In response to growing concerns about pedestrian safety, the San Francisco Police Department (SFPD) conducted a sting operation targeting drivers who failed to stop for pedestrians at crosswalks.

Assistant Chief David Lazar said community feedback was important in prompting the enforcement action.

"The message was loud and clear. Many of the community called us and emailed us and they said that more enforcement needs to be done," he stated.

The operation involved six officers on motorcycles and two decoy officers, meticulously observing intersections and ready to take action against violators. Within 90 minutes, the SFPD issued 22 tickets and five warnings to drivers who endangered pedestrians by failing to yield the right of way.

"These are all tools to educate the community in today with the media being here helping us promoting a message of traffic safety," Assistant Chief Lazar explained.

The sting operation comes on the heels of a tragic crash where a family of four was killed at a nearby bus stop.
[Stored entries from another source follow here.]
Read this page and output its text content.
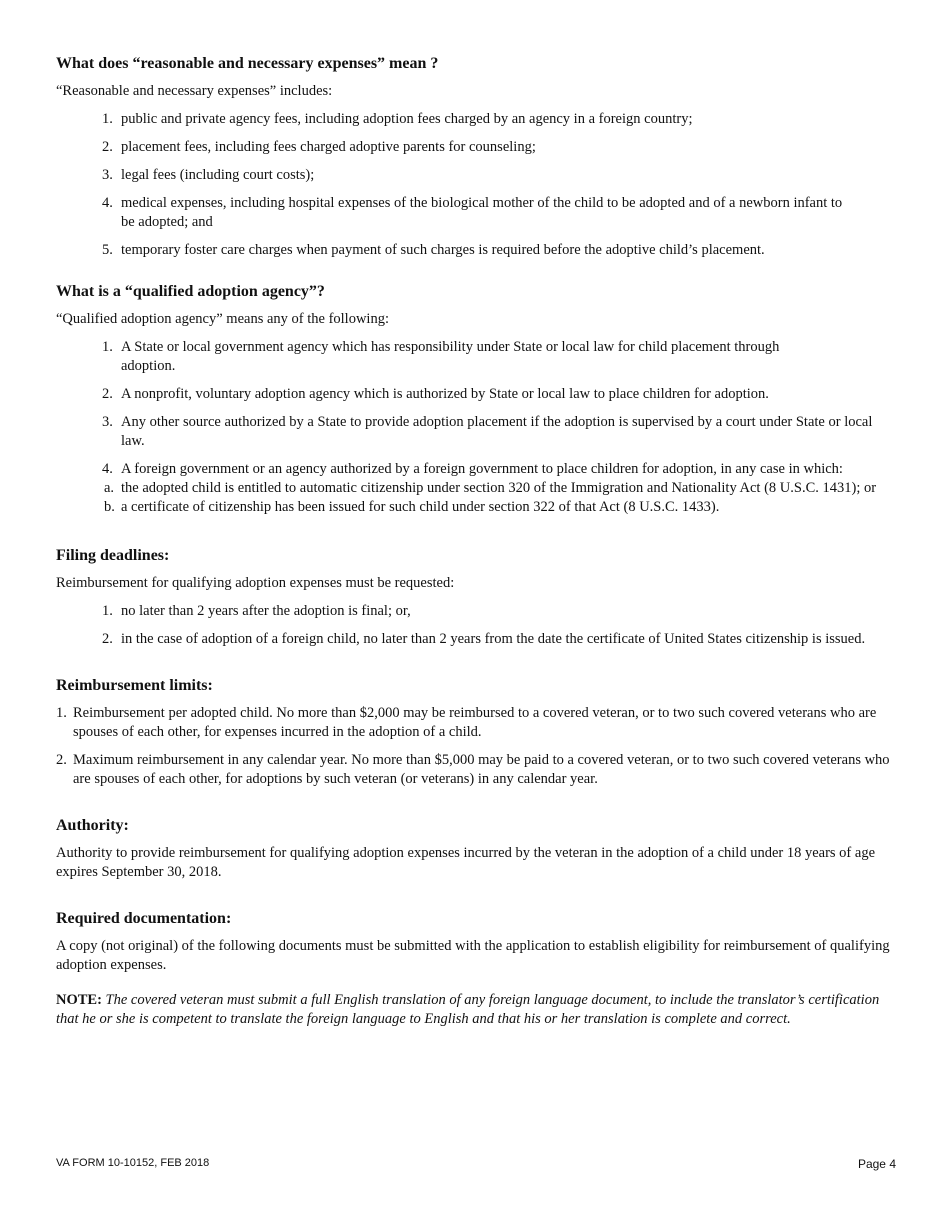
What does “reasonable and necessary expenses” mean ?

“Reasonable and necessary expenses” includes:

1. public and private agency fees, including adoption fees charged by an agency in a foreign country;
2. placement fees, including fees charged adoptive parents for counseling;
3. legal fees (including court costs);
4. medical expenses, including hospital expenses of the biological mother of the child to be adopted and of a newborn infant to be adopted; and
5. temporary foster care charges when payment of such charges is required before the adoptive child’s placement.
What is a “qualified adoption agency”?

“Qualified adoption agency” means any of the following:

1. A State or local government agency which has responsibility under State or local law for child placement through adoption.
2. A nonprofit, voluntary adoption agency which is authorized by State or local law to place children for adoption.
3. Any other source authorized by a State to provide adoption placement if the adoption is supervised by a court under State or local law.
4. A foreign government or an agency authorized by a foreign government to place children for adoption, in any case in which:
a. the adopted child is entitled to automatic citizenship under section 320 of the Immigration and Nationality Act (8 U.S.C. 1431); or
b. a certificate of citizenship has been issued for such child under section 322 of that Act (8 U.S.C. 1433).
Filing deadlines:

Reimbursement for qualifying adoption expenses must be requested:

1. no later than 2 years after the adoption is final; or,
2. in the case of adoption of a foreign child, no later than 2 years from the date the certificate of United States citizenship is issued.
Reimbursement limits:
1. Reimbursement per adopted child. No more than $2,000 may be reimbursed to a covered veteran, or to two such covered veterans who are spouses of each other, for expenses incurred in the adoption of a child.
2. Maximum reimbursement in any calendar year. No more than $5,000 may be paid to a covered veteran, or to two such covered veterans who are spouses of each other, for adoptions by such veteran (or veterans) in any calendar year.
Authority:

Authority to provide reimbursement for qualifying adoption expenses incurred by the veteran in the adoption of a child under 18 years of age expires September 30, 2018.

Required documentation:

A copy (not original) of the following documents must be submitted with the application to establish eligibility for reimbursement of qualifying adoption expenses.

NOTE: The covered veteran must submit a full English translation of any foreign language document, to include the translator’s certification that he or she is competent to translate the foreign language to English and that his or her translation is complete and correct.

VA FORM 10-10152, FEB 2018	Page 4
Witnesses reported that the driver was speeding in the wrong direction on Ulloa Street, underscoring the urgent need for improved traffic safety measures.

Ronen Reynolds echoed the importance of such initiatives in preventing further tragedies.

"There's got to be something that we can do, something outside the box like surveys and stuff, finding out why people are seeing red. And we've all done it in different situations, but driving you have to be careful," he urged.

On Thursday, San Francisco Municipal Transportation Agency director Jeffrey Tumlin, San Francisco Supervisor Myrna Melgar and project supervisor Liz Brisson announced a number of proposed improvements to the area.